The Government should consider changing tax rules, benefit payments and planning regulations to help more young people get affordable accommodation within the private rented sector, a group of MPs says today.
The All-Party Parliamentary Group on the Private Rented Sector says a range of issues including council powers to prevent properties being turned into shared homes to rent, and housing benefit restrictions for the under-35s could be making it more difficult for young people to rent in the private sector.
The Group’s report calls for:
- The Government and local authorities to look at whether planning powers, specifically Article 4 Directions, are unduly restricting the supply of new private homes for rent. The MPs’ group says the powers can be a useful tool but it should be easier for landlords to rent out shared homes to families, and then turn them back into use as houses in multiple occupation.
- A full review of the Shared Accommodation Rate rules, which means single people under 35 can now only claim housing benefit equivalent to a room in a shared house, to see whether the changes mean not enough housing is available at the right rent for those who need it.
- Investigating paying housing benefit directly to private landlords to encourage more to rent their homes to those on benefits.
- An increase in the ‘rent-a-room’ tax allowance to encourage more homeowners to let rooms to lodgers.
- A ban on council tax being charged for bedsit rooms, or the introduction of a lower band for bedsits, to ensure rented rooms aren’t made unaffordable by more councils charging separate council tax on them.

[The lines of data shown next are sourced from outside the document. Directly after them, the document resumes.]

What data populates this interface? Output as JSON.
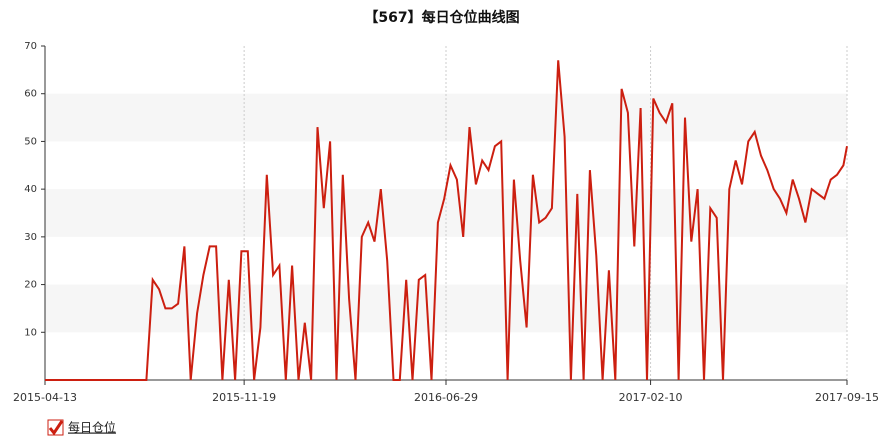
{
  "chart_data": {
    "type": "line",
    "title": "【567】每日仓位曲线图",
    "x": [
      "2015-04-13",
      "2015-08-03",
      "2015-08-10",
      "2015-08-17",
      "2015-08-24",
      "2015-08-31",
      "2015-09-07",
      "2015-09-14",
      "2015-09-21",
      "2015-09-28",
      "2015-10-05",
      "2015-10-12",
      "2015-10-19",
      "2015-10-26",
      "2015-11-02",
      "2015-11-09",
      "2015-11-16",
      "2015-11-23",
      "2015-11-30",
      "2015-12-07",
      "2015-12-14",
      "2015-12-21",
      "2015-12-28",
      "2016-01-04",
      "2016-01-11",
      "2016-01-18",
      "2016-01-25",
      "2016-02-01",
      "2016-02-08",
      "2016-02-15",
      "2016-02-22",
      "2016-02-29",
      "2016-03-07",
      "2016-03-14",
      "2016-03-21",
      "2016-03-28",
      "2016-04-04",
      "2016-04-11",
      "2016-04-18",
      "2016-04-25",
      "2016-05-02",
      "2016-05-09",
      "2016-05-16",
      "2016-05-23",
      "2016-05-30",
      "2016-06-06",
      "2016-06-13",
      "2016-06-20",
      "2016-06-27",
      "2016-07-04",
      "2016-07-11",
      "2016-07-18",
      "2016-07-25",
      "2016-08-01",
      "2016-08-08",
      "2016-08-15",
      "2016-08-22",
      "2016-08-29",
      "2016-09-05",
      "2016-09-12",
      "2016-09-19",
      "2016-09-26",
      "2016-10-03",
      "2016-10-10",
      "2016-10-17",
      "2016-10-24",
      "2016-10-31",
      "2016-11-07",
      "2016-11-14",
      "2016-11-21",
      "2016-11-28",
      "2016-12-05",
      "2016-12-12",
      "2016-12-19",
      "2016-12-26",
      "2017-01-02",
      "2017-01-09",
      "2017-01-16",
      "2017-01-23",
      "2017-01-30",
      "2017-02-06",
      "2017-02-13",
      "2017-02-20",
      "2017-02-27",
      "2017-03-06",
      "2017-03-13",
      "2017-03-20",
      "2017-03-27",
      "2017-04-03",
      "2017-04-10",
      "2017-04-17",
      "2017-04-24",
      "2017-05-01",
      "2017-05-08",
      "2017-05-15",
      "2017-05-22",
      "2017-05-29",
      "2017-06-05",
      "2017-06-12",
      "2017-06-19",
      "2017-06-26",
      "2017-07-03",
      "2017-07-10",
      "2017-07-17",
      "2017-07-24",
      "2017-07-31",
      "2017-08-07",
      "2017-08-14",
      "2017-08-21",
      "2017-08-28",
      "2017-09-04",
      "2017-09-11",
      "2017-09-15"
    ],
    "series": [
      {
        "name": "每日仓位",
        "color": "#cc1f10",
        "values": [
          0,
          0,
          21,
          19,
          15,
          15,
          16,
          28,
          0,
          14,
          22,
          28,
          28,
          0,
          21,
          0,
          27,
          27,
          0,
          11,
          43,
          22,
          24,
          0,
          24,
          0,
          12,
          0,
          53,
          36,
          50,
          0,
          43,
          17,
          0,
          30,
          33,
          29,
          40,
          25,
          0,
          0,
          21,
          0,
          21,
          22,
          0,
          33,
          38,
          45,
          42,
          30,
          53,
          41,
          46,
          44,
          49,
          50,
          0,
          42,
          25,
          11,
          43,
          33,
          34,
          36,
          67,
          51,
          0,
          39,
          0,
          44,
          26,
          0,
          23,
          0,
          61,
          56,
          28,
          57,
          0,
          59,
          56,
          54,
          58,
          0,
          55,
          29,
          40,
          0,
          36,
          34,
          0,
          40,
          46,
          41,
          50,
          52,
          47,
          44,
          40,
          38,
          35,
          42,
          38,
          33,
          40,
          39,
          38,
          42,
          43,
          45,
          49
        ]
      }
    ],
    "xlim": [
      "2015-04-13",
      "2017-09-15"
    ],
    "xticks": [
      "2015-04-13",
      "2015-11-19",
      "2016-06-29",
      "2017-02-10",
      "2017-09-15"
    ],
    "ylim": [
      0,
      70
    ],
    "yticks": [
      10,
      20,
      30,
      40,
      50,
      60,
      70
    ],
    "legend": "bottom-left",
    "grid": true
  }
}
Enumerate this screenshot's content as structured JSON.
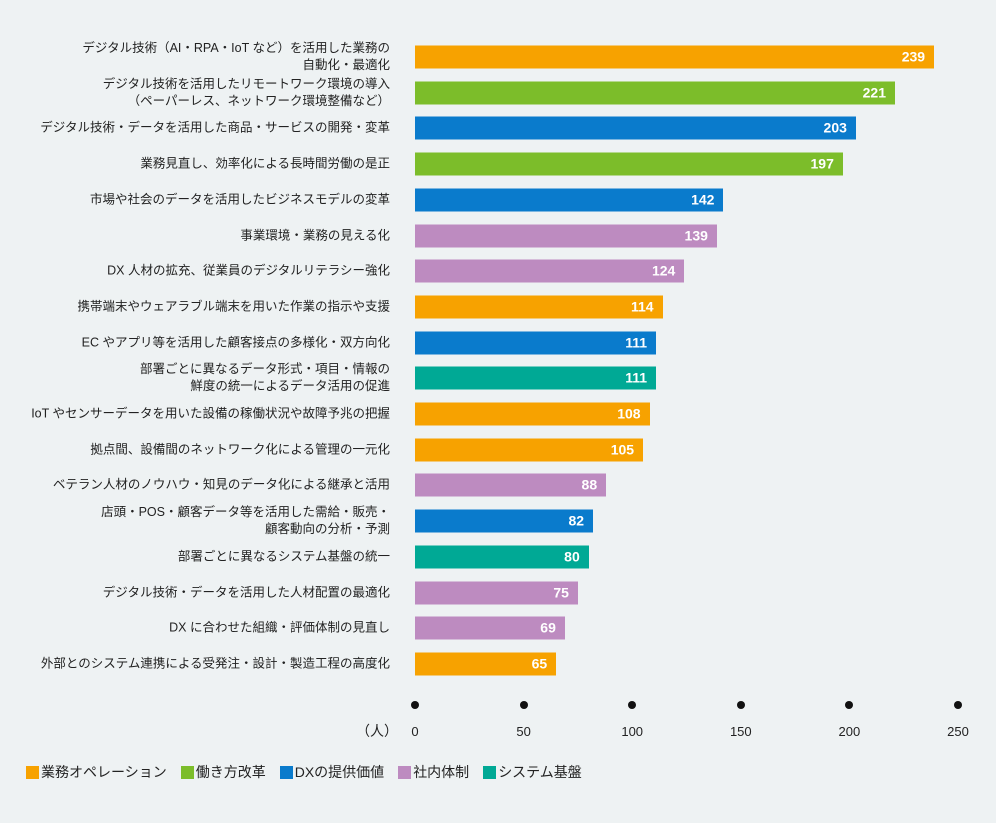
{
  "chart_data": {
    "type": "bar",
    "orientation": "horizontal",
    "xlabel": "（人）",
    "xlim": [
      0,
      250
    ],
    "xticks": [
      0,
      50,
      100,
      150,
      200,
      250
    ],
    "grid": false,
    "legend_position": "bottom-left",
    "categories": [
      "デジタル技術（AI・RPA・IoT など）を活用した業務の\n自動化・最適化",
      "デジタル技術を活用したリモートワーク環境の導入\n（ペーパーレス、ネットワーク環境整備など）",
      "デジタル技術・データを活用した商品・サービスの開発・変革",
      "業務見直し、効率化による長時間労働の是正",
      "市場や社会のデータを活用したビジネスモデルの変革",
      "事業環境・業務の見える化",
      "DX 人材の拡充、従業員のデジタルリテラシー強化",
      "携帯端末やウェアラブル端末を用いた作業の指示や支援",
      "EC やアプリ等を活用した顧客接点の多様化・双方向化",
      "部署ごとに異なるデータ形式・項目・情報の\n鮮度の統一によるデータ活用の促進",
      "IoT やセンサーデータを用いた設備の稼働状況や故障予兆の把握",
      "拠点間、設備間のネットワーク化による管理の一元化",
      "ベテラン人材のノウハウ・知見のデータ化による継承と活用",
      "店頭・POS・顧客データ等を活用した需給・販売・\n顧客動向の分析・予測",
      "部署ごとに異なるシステム基盤の統一",
      "デジタル技術・データを活用した人材配置の最適化",
      "DX に合わせた組織・評価体制の見直し",
      "外部とのシステム連携による受発注・設計・製造工程の高度化"
    ],
    "values": [
      239,
      221,
      203,
      197,
      142,
      139,
      124,
      114,
      111,
      111,
      108,
      105,
      88,
      82,
      80,
      75,
      69,
      65
    ],
    "groups": [
      0,
      1,
      2,
      1,
      2,
      3,
      3,
      0,
      2,
      4,
      0,
      0,
      3,
      2,
      4,
      3,
      3,
      0
    ],
    "legend": [
      {
        "name": "業務オペレーション",
        "color": "#f7a200"
      },
      {
        "name": "働き方改革",
        "color": "#7cbd2a"
      },
      {
        "name": "DXの提供価値",
        "color": "#0a7bcc"
      },
      {
        "name": "社内体制",
        "color": "#bd8bc0"
      },
      {
        "name": "システム基盤",
        "color": "#00a995"
      }
    ]
  }
}
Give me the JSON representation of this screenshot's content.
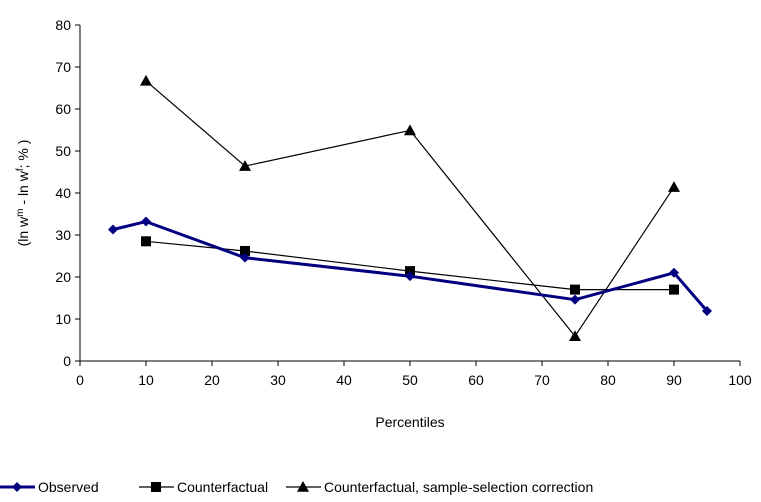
{
  "chart_data": {
    "type": "line",
    "title": "",
    "xlabel": "Percentiles",
    "ylabel": {
      "prefix": "(ln w",
      "sup1": "m",
      "mid": " - ln w",
      "sup2": "f",
      "suffix": "; % )"
    },
    "xlim": [
      0,
      100
    ],
    "ylim": [
      0,
      80
    ],
    "xticks": [
      0,
      10,
      20,
      30,
      40,
      50,
      60,
      70,
      80,
      90,
      100
    ],
    "yticks": [
      0,
      10,
      20,
      30,
      40,
      50,
      60,
      70,
      80
    ],
    "grid": false,
    "legend_position": "bottom",
    "series": [
      {
        "name": "Observed",
        "color": "#000080",
        "marker": "diamond",
        "x": [
          5,
          10,
          25,
          50,
          75,
          90,
          95
        ],
        "y": [
          31.3,
          33.2,
          24.6,
          20.2,
          14.6,
          21.0,
          11.9
        ]
      },
      {
        "name": "Counterfactual",
        "color": "#000000",
        "marker": "square",
        "x": [
          10,
          25,
          50,
          75,
          90
        ],
        "y": [
          28.5,
          26.2,
          21.4,
          17.0,
          17.0
        ]
      },
      {
        "name": "Counterfactual, sample-selection correction",
        "color": "#000000",
        "marker": "triangle",
        "x": [
          10,
          25,
          50,
          75,
          90
        ],
        "y": [
          66.7,
          46.4,
          54.9,
          5.9,
          41.4
        ]
      }
    ]
  }
}
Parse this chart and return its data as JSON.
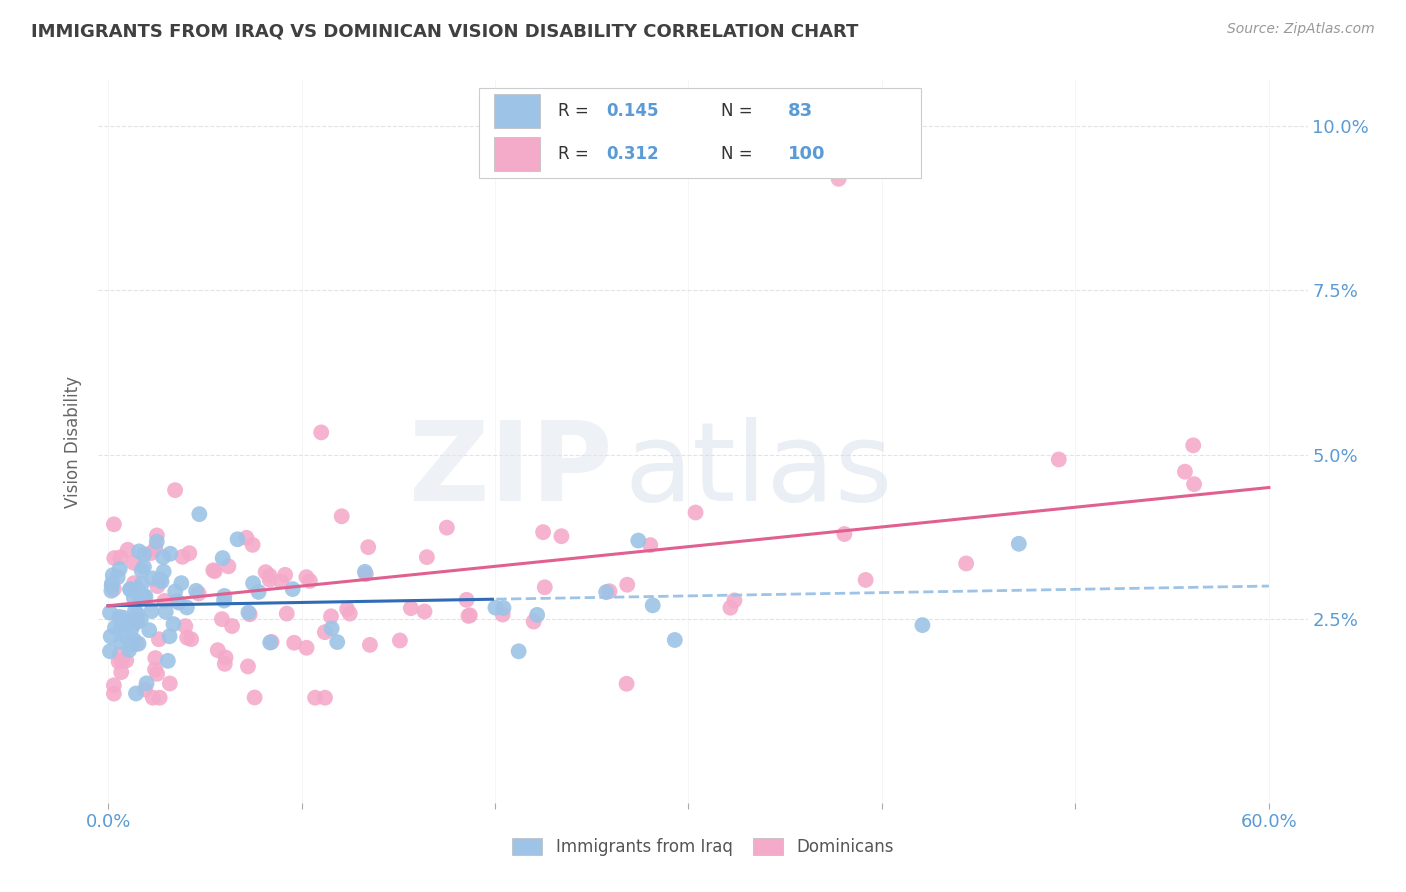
{
  "title": "IMMIGRANTS FROM IRAQ VS DOMINICAN VISION DISABILITY CORRELATION CHART",
  "source": "Source: ZipAtlas.com",
  "ylabel": "Vision Disability",
  "iraq_color": "#9DC3E6",
  "dominican_color": "#F4ABCA",
  "iraq_line_color": "#2F6CB5",
  "dominican_line_color": "#E06090",
  "iraq_dash_color": "#9DC3E6",
  "iraq_R": 0.145,
  "iraq_N": 83,
  "dominican_R": 0.312,
  "dominican_N": 100,
  "background_color": "#ffffff",
  "grid_color": "#dddddd",
  "title_color": "#404040",
  "axis_label_color": "#5b9bd5",
  "legend_R_color": "#5b9bd5",
  "legend_N_color": "#5b9bd5",
  "xlim": [
    -0.005,
    0.62
  ],
  "ylim": [
    -0.003,
    0.107
  ],
  "yticks": [
    0.025,
    0.05,
    0.075,
    0.1
  ],
  "yticklabels": [
    "2.5%",
    "5.0%",
    "7.5%",
    "10.0%"
  ],
  "xtick_positions": [
    0.0,
    0.1,
    0.2,
    0.3,
    0.4,
    0.5,
    0.6
  ],
  "xticklabels_show": [
    "0.0%",
    "",
    "",
    "",
    "",
    "",
    "60.0%"
  ]
}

- A review of VAT rules to encourage more properties to be converted for housing use.
The group’s Conservative chairman Oliver Colvile MP, says fears of “studentification” – the prospect of too many students living in one residential area – are often behind the use of planning powers to restrict conversions to shared housing.
Tenants’ campaign groups say the report doesn’t go far enough.
Alex Hilton, director of Generation Rent, said: “Half of 16-34 year-olds are renting privately and every week two days’ wages goes straight to their landlord. The private rented sector is systematically sucking money from the young and it will take much more than tinkering on the edges to give young people a secure and affordable home.
“The recommendations in this report simply don’t go far enough and in most cases do no more than call for a review. This incremental approach fails to reflect an understanding of the pressure cooker in which renters of all ages are living today. We are counting on MPs to release that pressure, not to keep us simmering.”